Background to this inspection
Updated
30 March 2017
We carried out this inspection under Section 60 of the Health and Social Care Act 2008 as part of our regulatory functions. This inspection checked whether the provider is meeting the legal requirements and regulations associated with the Health and Social Care Act 2008, to look at the overall quality of the service, and to provide a rating for the service under the Care Act 2014.
This focused unannounced inspection took place on 2 March 2017. This inspection was carried out to check that improvements to meet legal requirements planned by the provider after our 6 and 7 July 2016 inspection had been made. We inspected the service against one of the five questions we ask about services: is the service Well-led? This is because the service was previously not meeting some legal requirements. This inspection was carried out by one inspector.
The provider had not completed a Provider Information Return (PIR), because we carried out this inspection before the required return date, therefore the registered manger was in the process of completing the form. This is a form that asks the provider to give some key information about the service, what the service does well and improvements they plan to make. Before the inspection we reviewed all the information we held about the service, looked at the previous inspection report and any notifications received by the Care Quality Commission. A notification is information about important events, which the provider is required to tell us about by law.
During the inspection we spoke to eight people, two staff, one visitor and the registered manager. Some people were not able to express their views clearly due to their limited communication. We observed interactions between staff and people. After the inspection we received feedback from one relative and one healthcare professional. We looked at three people’s care plans, associated risk assessments and guidance, audits and quality assurance information.

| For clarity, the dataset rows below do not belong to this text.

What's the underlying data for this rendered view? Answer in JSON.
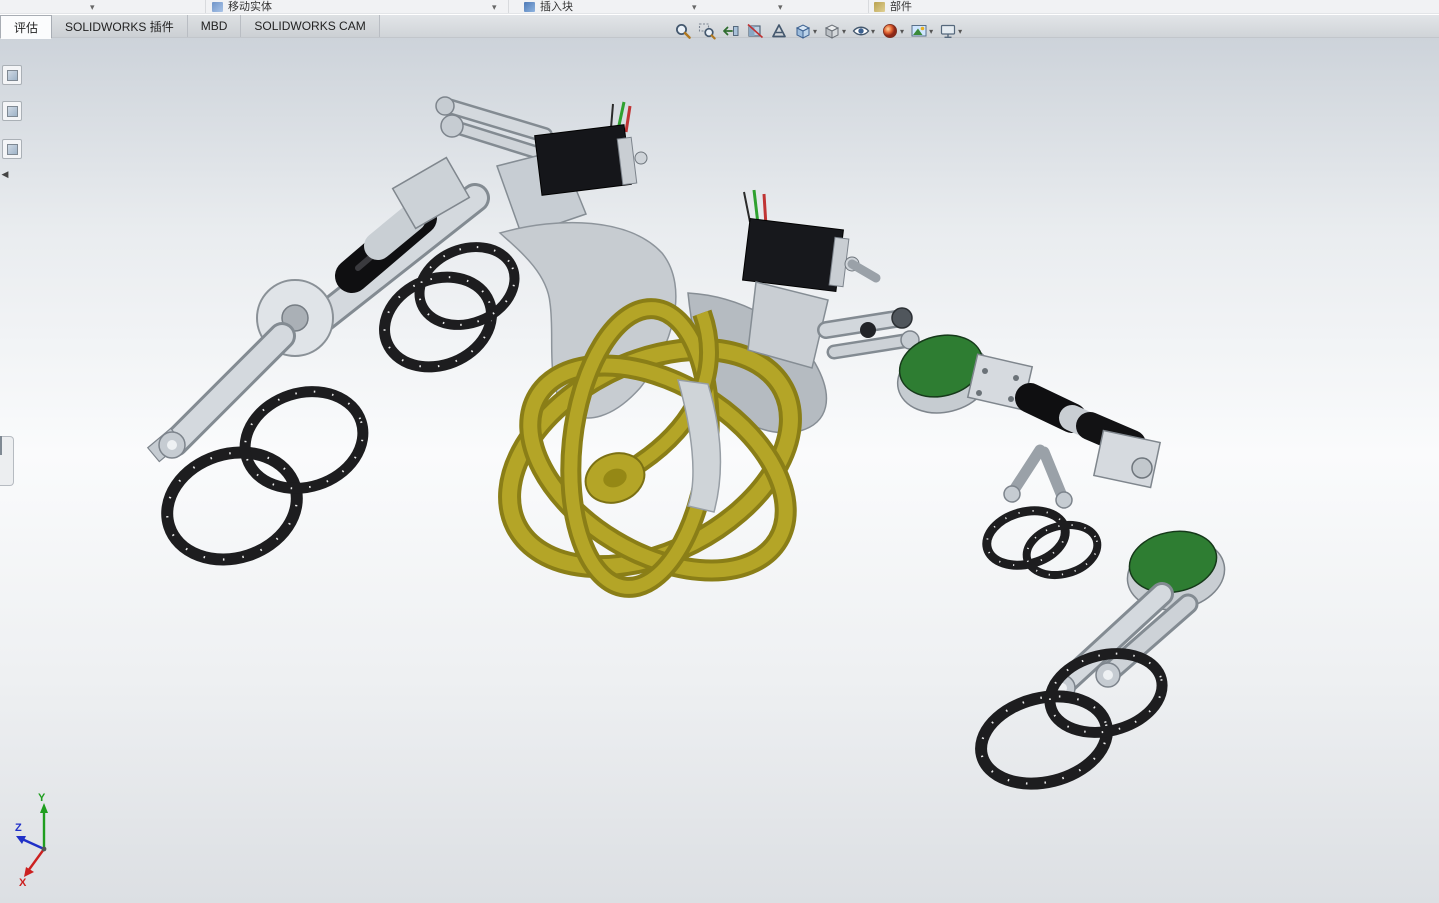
{
  "app": {
    "name": "SOLIDWORKS"
  },
  "top_toolbar": {
    "labels": [
      "移动实体",
      "插入块",
      "部件"
    ]
  },
  "tab_bar": {
    "active_index": 0,
    "tabs": [
      {
        "label": "评估"
      },
      {
        "label": "SOLIDWORKS 插件"
      },
      {
        "label": "MBD"
      },
      {
        "label": "SOLIDWORKS CAM"
      }
    ]
  },
  "view_toolbar": {
    "icons": [
      {
        "name": "zoom-to-fit",
        "dropdown": false
      },
      {
        "name": "zoom-to-area",
        "dropdown": false
      },
      {
        "name": "previous-view",
        "dropdown": false
      },
      {
        "name": "section-view",
        "dropdown": false
      },
      {
        "name": "dynamic-annotation-views",
        "dropdown": false
      },
      {
        "name": "view-orientation",
        "dropdown": true
      },
      {
        "name": "display-style",
        "dropdown": true
      },
      {
        "name": "hide-show-items",
        "dropdown": true
      },
      {
        "name": "edit-appearance",
        "dropdown": true
      },
      {
        "name": "apply-scene",
        "dropdown": true
      },
      {
        "name": "view-settings",
        "dropdown": true
      }
    ]
  },
  "triad": {
    "x_label": "X",
    "y_label": "Y",
    "z_label": "Z",
    "x_color": "#cc2020",
    "y_color": "#1f9e1f",
    "z_color": "#2030c8"
  },
  "model_colors": {
    "metal": "#d3d8dd",
    "metal_edge": "#8a9199",
    "motor_black": "#131316",
    "hoop_black": "#1d1d1f",
    "wheel_yellow": "#b2a327",
    "wheel_yellow_dark": "#857a18",
    "disc_green": "#2e7d32",
    "body_gray": "#c7ccd1"
  }
}
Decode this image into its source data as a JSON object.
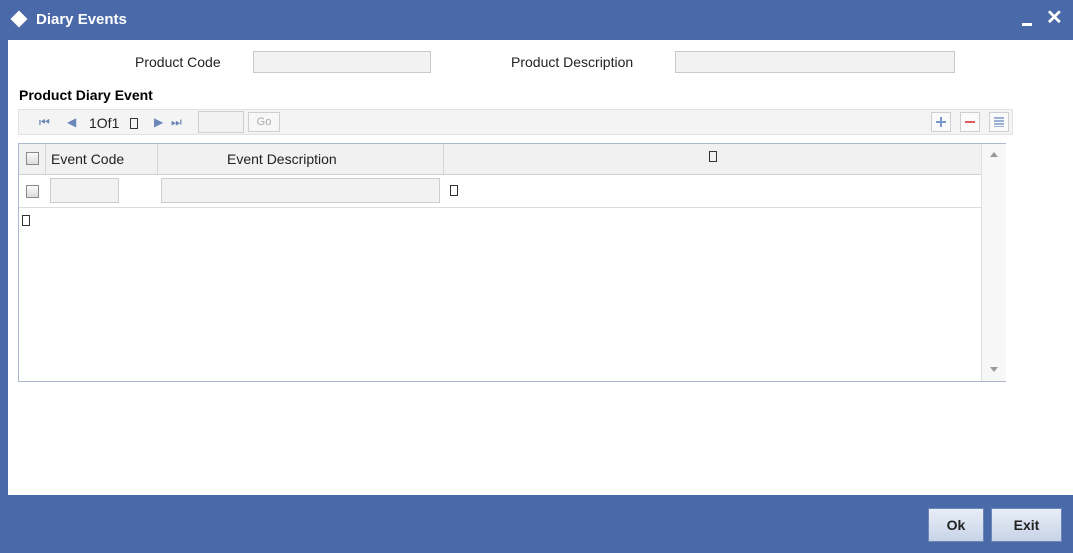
{
  "window": {
    "title": "Diary Events",
    "minimize_icon": "minimize-icon",
    "close_glyph": "✕"
  },
  "form": {
    "product_code_label": "Product Code",
    "product_code_value": "",
    "product_description_label": "Product Description",
    "product_description_value": ""
  },
  "section": {
    "title": "Product Diary Event"
  },
  "pager": {
    "first_glyph": "⏮",
    "prev_glyph": "◀",
    "page_text": "1Of1",
    "next_glyph": "▶",
    "last_glyph": "⏭",
    "page_input_value": "",
    "go_label": "Go",
    "add_icon": "plus-icon",
    "delete_icon": "minus-icon",
    "view_icon": "grid-view-icon"
  },
  "grid": {
    "columns": [
      "Event Code",
      "Event Description"
    ],
    "rows": [
      {
        "event_code": "",
        "event_description": ""
      }
    ]
  },
  "footer": {
    "ok_label": "Ok",
    "exit_label": "Exit"
  },
  "colors": {
    "titlebar": "#4a69a8",
    "footer": "#4a69a8"
  }
}
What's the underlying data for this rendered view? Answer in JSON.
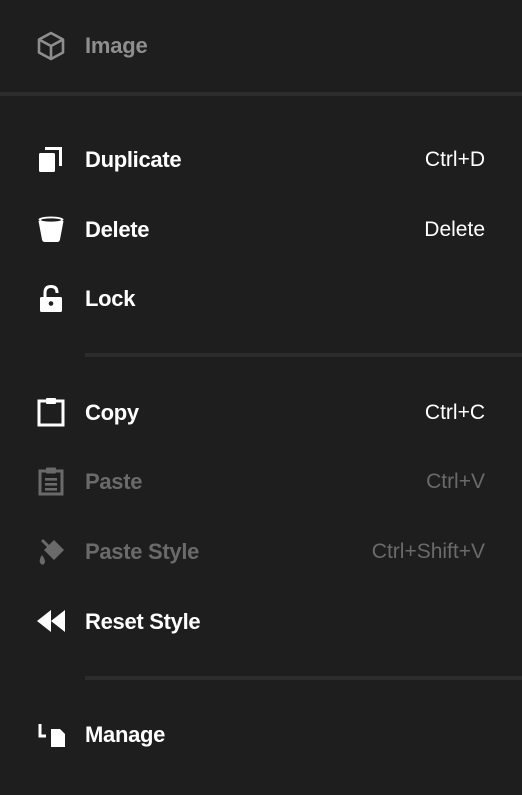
{
  "header": {
    "icon": "cube-icon",
    "title": "Image"
  },
  "items": [
    {
      "label": "Duplicate",
      "shortcut": "Ctrl+D",
      "icon": "duplicate-icon",
      "enabled": true
    },
    {
      "label": "Delete",
      "shortcut": "Delete",
      "icon": "trash-icon",
      "enabled": true
    },
    {
      "label": "Lock",
      "shortcut": "",
      "icon": "lock-icon",
      "enabled": true
    },
    {
      "label": "Copy",
      "shortcut": "Ctrl+C",
      "icon": "clipboard-icon",
      "enabled": true
    },
    {
      "label": "Paste",
      "shortcut": "Ctrl+V",
      "icon": "paste-icon",
      "enabled": false
    },
    {
      "label": "Paste Style",
      "shortcut": "Ctrl+Shift+V",
      "icon": "paint-bucket-icon",
      "enabled": false
    },
    {
      "label": "Reset Style",
      "shortcut": "",
      "icon": "rewind-icon",
      "enabled": true
    },
    {
      "label": "Manage",
      "shortcut": "",
      "icon": "manage-icon",
      "enabled": true
    }
  ],
  "colors": {
    "background": "#1e1e1e",
    "divider": "#2c2c2c",
    "text": "#ffffff",
    "disabled_text": "#6a6a6a",
    "header_text": "#8e8e8e"
  }
}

At our last inspection one breach of Regulation was identified.
Updated
30 March 2017
Care service description
Marlborough House provides accommodation and support for up to nine people who may have a learning disability and autistic spectrum disorder. Each person had a single room and there were two shower rooms and a bathroom, kitchen, dining room, lounge, activities room and ‘snug’. There are two small accessible gardens, which are totally paved, with seating and pots at the rear of the service. At the time of the inspection nine people were living at the service.
Rating at last inspection
At the last inspection on 6 and 7 July 2016, the service was rated Good overall and Requires Improvement in the 'Well-led' domain.
Why we inspected
We carried out an unannounced comprehensive inspection of this service on 6 and 7 July 2016. A breach of legal requirements was found. After the comprehensive inspection, the provider wrote to us to say what they would do to meet legal requirements in relation to the breach of Regulation 17 of the Health and Social Care Act (Regulated Activities) Regulations 2014, Good governance. We undertook this unannounced focused inspection to check that the provider had followed their plan and to confirm that the service now met legal requirements. This report only covers our findings in relation to those requirements. You can read the report from our last comprehensive inspection, by selecting the 'all reports' link for Marlborough House on our website at www.cqc.org.uk.
At this inspection we found the service remained Good overall and is now rated Good in the Well-led domain.
Why the service is rated Good
The service has a registered manager who was available and supported us during the inspection. A registered manager is a person who has registered with the Care Quality Commission (CQC) to manage the service. Like registered providers, they are ‘registered persons’. Registered persons have legal responsibility for meeting the requirements in the Health and Social Care Act 2008 and associated Regulations about how the service is run.
There was an open and inclusive culture in the service, people using the service were fully involved and consulted about the care and support they received. People were at ease in the service, choosing where they wanted to spend their time and had a positive relationship with the staff team who understood each individual well.
Staff said they felt comfortable approaching the registered manager for help and support at any time. The registered manager had an open door policy and spent time with people to understand their personal needs well. The registered manager had taken action to address the shortfalls found at the previous inspection which were no longer a concern.
The registered manager and provider had well-embedded processes in place for auditing and monitoring quality. When areas needing improvements were highlighted, realistic timescales were implemented for action to take place. Any areas that had been identified as needing improvement were reviewed to ensure the quality of the service increased.
External stakeholders such as healthcare professionals gave positive feedback about the service and said the management communicated well with them about people’s needs. When people required input from other healthcare professionals the registered manager and staff team responded quickly offering the appropriate levels of support specific to individual needs.